The search can be done in 3 ways: grid-search, random-search, or bayesian-search (plus, it can be parallelized).

One important caveat, though: shap-hypertune only works with Gradient Boosting Models!

PyCaret is an open-source, low-code machine learning library that automates machine learning workflows. It covers exploratory data analysis, preprocessing, modelling (including explainability) and MLOps.

Let’s look at some practical examples from their website to see how it works:

# load dataset
from pycaret.datasets import get_data
diabetes = get_data('diabetes')
# init setup
from pycaret.classification import *
clf1 = setup(data = diabetes, target = 'Class variable')
# compare models
best = compare_models()
Source: PyCaret website

In just a few lines of code you have tried multiple models and compared them throughout the main classification metrics.

It also allows you to create a basic app to interact with your model:

from pycaret.datasets import get_data
juice = get_data('juice')
from pycaret.classification import *
exp_name = setup(data = juice, target = 'Purchase')
lr = create_model('lr')

Finally, you can easily create an API and Docker files for your model:

from pycaret.datasets import get_data
juice = get_data('juice')
from pycaret.classification import *
exp_name = setup(data = juice, target = 'Purchase')
lr = create_model('lr')
create_api(lr, 'lr_api')

It can’t get much easier than that, right?

It is such a complete library that it’s hard to cover it all in here, so I’ll probably dedicate a full article to it in the near future, but I suggest you download it now and start playing with it to get a sense of some of its capabilities in practice.

floWeaver generates Sankey diagrams from a dataset of flows. If you don’t know what a Sankey diagram is, here’s an example:

SevenandForty, CC BY-SA 4.0 <https://creativecommons.org/licenses/by-sa/4.0>, via Wikimedia Commons

They can be really helpful when displaying data about conversion funnels, marketing journeys or budget distributions in a company or in the government (the example above). The entry data should be in the following format: “source x target x value”, and it will take you one line of code to create this type of plot (which is quite specific, but also very intuitive).
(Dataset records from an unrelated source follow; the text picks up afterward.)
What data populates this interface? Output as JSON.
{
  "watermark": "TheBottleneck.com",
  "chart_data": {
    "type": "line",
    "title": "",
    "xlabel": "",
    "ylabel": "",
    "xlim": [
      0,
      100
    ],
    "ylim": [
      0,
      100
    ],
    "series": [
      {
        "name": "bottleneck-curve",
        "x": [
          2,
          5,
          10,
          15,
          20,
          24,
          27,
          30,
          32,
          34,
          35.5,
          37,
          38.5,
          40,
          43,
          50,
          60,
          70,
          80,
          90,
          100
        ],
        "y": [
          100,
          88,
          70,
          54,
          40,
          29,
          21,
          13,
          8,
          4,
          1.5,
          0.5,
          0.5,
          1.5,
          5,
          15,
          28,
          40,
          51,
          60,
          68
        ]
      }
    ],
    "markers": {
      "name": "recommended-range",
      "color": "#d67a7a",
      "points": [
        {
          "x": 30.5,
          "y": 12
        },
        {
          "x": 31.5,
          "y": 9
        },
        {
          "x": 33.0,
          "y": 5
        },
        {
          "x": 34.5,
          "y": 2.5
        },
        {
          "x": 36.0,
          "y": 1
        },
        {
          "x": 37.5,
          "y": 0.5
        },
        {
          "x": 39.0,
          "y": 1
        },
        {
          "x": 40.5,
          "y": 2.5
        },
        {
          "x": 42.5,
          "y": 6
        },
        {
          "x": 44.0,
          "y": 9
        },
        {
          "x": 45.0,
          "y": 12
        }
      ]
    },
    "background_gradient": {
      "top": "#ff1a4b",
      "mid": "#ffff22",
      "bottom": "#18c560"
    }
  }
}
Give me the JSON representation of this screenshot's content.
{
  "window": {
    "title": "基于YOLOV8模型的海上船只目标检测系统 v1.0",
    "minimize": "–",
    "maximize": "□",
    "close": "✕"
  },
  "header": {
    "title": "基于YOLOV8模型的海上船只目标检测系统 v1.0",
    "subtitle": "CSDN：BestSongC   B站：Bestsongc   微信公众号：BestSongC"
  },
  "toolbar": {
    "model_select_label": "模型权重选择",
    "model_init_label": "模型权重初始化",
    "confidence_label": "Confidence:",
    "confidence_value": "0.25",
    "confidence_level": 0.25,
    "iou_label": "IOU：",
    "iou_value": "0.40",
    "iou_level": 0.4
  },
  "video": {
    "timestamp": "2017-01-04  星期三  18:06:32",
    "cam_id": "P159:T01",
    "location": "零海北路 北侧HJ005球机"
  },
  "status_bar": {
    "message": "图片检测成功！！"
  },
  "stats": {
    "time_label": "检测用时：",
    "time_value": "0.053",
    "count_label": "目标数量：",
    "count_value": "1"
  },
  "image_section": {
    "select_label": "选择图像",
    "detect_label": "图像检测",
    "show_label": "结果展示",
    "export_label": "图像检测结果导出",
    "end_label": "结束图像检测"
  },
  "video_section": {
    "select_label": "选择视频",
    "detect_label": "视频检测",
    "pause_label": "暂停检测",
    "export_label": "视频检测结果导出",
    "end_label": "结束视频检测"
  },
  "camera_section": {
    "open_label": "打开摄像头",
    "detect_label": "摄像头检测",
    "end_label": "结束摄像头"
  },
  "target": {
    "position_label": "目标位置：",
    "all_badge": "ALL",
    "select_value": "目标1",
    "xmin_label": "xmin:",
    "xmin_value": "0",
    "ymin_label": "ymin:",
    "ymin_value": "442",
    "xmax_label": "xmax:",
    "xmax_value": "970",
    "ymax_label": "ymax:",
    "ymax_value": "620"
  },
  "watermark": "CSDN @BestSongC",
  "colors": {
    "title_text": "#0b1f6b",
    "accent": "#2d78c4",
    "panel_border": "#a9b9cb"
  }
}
If you’ve read Agile Data Science, you know how helpful it can be to have a front-end interface that let’s your end user interact with the data from the start of a project. Even for you, it helps you get acquainted with the data and spot any inconsistencies. One of the most used tools for this is Flask, but it is not very beginner-friendly, it requires multiple files and some knowledge of html, css, and so on.

Gradio allows you to create simple interfaces by setting your types of input (text, checkbox, etc.), your function and your outputs. Although it seems to be less customizable than Flask, it is much more intuitive.

Plus, since Gradio has now joined Huggingface, they provide the infrastructure to permanently host your Gradio model on the internet, for free!

The best way to understand Terality is thinking of it as “Pandas, but faster”. That doesn’t mean replacing pandas altogether and having to re-learn how to work with dataframes: Terality has the exact same syntax as Pandas. Actually, they even suggest you “import Terality as pd”, and keep on coding the same way you are used to.

How much faster is it? Their website sometimes says it’s 30x faster, sometimes 10–100x faster.

Another big feature is that Terality allows for parallelization and it doesn’t run locally, which means your 8GB RAM laptop will stop throwing MemoryErrors!

But how does it work behind the scenes? A good metaphor to understand Terality is thinking that they added a Pandas front-end, that you use locally, to a Spark back-end, that runs on their infrastructure.

Basically, instead of running things on your computer you would be using theirs, in a full serverless way (meaning no infrastructure setup is needed).

What’s the catch then? Well, you can only process up to 1TB of data per month for free. If you need more than that, you’ll have to pay at least $49 per month. 1TB/month might be more than enough for testing the tool and for personal projects, but if you need it for an actual company usage, you will probably need to pay.